Branded Hotel Condos Enhance Luxury Market in Thailand

Property investors in Asia are all set to pay money for their investment if a luxury branded name is joined to the development.

Branded residences encourage high levels of buoyancy due to the influential class they make available along with the security offered by direct rental and global marketing, it is declared.

They are comparatively fresh in Asia where five star hotels are working with possessors and developers to enhance accessibility and support investment.

An illustration is the current launch by a global management company of a housing project in Singapore where branded condos sold for S$4,000 per square meter which is higher than the average price of S$ 2,500 for luxury condos.

"No one had observed an investment similar to this in Singapore and they sold rapidly.
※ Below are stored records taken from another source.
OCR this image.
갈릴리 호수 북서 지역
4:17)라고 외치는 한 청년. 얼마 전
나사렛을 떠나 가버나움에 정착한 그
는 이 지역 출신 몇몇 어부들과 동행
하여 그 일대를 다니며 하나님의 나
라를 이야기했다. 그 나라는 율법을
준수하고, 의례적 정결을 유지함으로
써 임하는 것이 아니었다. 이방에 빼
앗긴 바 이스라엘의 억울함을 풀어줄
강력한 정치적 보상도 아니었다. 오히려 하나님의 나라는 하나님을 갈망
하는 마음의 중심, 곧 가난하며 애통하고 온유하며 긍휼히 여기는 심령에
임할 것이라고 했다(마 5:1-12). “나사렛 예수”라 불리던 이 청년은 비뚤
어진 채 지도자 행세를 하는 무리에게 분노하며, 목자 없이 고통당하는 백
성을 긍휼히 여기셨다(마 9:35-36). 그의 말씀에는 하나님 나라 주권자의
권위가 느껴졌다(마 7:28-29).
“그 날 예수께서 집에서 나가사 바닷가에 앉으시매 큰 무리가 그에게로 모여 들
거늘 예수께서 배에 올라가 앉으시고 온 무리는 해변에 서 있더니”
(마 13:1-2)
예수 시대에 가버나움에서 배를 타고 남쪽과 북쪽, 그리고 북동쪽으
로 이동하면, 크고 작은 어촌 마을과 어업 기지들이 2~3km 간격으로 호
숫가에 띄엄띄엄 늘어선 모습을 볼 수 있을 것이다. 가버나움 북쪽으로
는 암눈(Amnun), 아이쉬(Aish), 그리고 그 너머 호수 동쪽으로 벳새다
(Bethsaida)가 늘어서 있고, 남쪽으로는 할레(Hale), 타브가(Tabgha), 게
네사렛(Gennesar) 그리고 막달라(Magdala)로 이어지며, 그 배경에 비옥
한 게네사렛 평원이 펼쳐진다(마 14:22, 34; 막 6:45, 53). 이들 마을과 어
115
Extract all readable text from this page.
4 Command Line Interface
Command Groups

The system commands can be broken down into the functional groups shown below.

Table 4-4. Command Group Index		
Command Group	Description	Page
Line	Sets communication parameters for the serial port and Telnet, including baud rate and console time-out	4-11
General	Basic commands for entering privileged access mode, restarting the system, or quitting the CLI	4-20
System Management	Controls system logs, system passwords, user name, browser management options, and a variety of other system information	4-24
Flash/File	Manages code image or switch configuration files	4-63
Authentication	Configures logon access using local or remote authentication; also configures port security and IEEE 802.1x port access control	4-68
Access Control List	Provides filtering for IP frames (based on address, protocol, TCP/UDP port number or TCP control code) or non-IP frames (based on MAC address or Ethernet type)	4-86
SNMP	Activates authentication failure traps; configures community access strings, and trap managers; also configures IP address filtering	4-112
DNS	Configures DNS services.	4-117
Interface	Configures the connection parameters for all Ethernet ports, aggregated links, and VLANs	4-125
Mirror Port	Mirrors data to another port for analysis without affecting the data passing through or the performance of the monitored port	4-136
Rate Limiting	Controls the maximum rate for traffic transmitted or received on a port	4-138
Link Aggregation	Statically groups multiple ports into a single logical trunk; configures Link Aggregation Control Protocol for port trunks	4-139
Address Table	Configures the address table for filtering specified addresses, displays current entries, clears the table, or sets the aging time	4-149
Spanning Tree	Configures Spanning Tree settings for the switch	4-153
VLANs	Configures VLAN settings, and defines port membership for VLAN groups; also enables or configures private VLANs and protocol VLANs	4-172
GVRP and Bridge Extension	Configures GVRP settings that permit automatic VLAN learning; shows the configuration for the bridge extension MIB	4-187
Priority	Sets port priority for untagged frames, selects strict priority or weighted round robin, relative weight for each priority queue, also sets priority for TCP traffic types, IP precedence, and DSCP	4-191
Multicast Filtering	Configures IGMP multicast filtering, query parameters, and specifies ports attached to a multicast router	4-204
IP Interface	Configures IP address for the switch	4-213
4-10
People were paying money for the name and the brand," said Nigel Cornick, Chief Executive Officer of Raimon Land Public Co.Ltd, a Thai based luxury developer.

He considers it has started a movement and more of these types of investments are considered in leading areas in Thailand. Investors are also paying attention towards the better-quality returns these types of projects can distribute. Bigger projects are presenting more and more villas, apartments and a renowned hotel with condos.

In most cases the management companies either sells the residences out-and-out with the owners living onsite, or the apartment turns out to be a part of the hotel supply and in the hotel leasing pool for owners to obtain rental income. Revenue is divided in between the owners depending on the size of their investment.

Added incentives consist of the hotel brand's services like a caretaker, dry-clean, doorman, laundry, spa and private access.

"If the developer and hotel brand have an excellent reputation and a well-built track record, and they put forward sensible or exclusive designs, investor assurance is much higher. The operators can make available security, buoyancy and peace of mind for the owners, particularly when the investment is over and above US$1 million."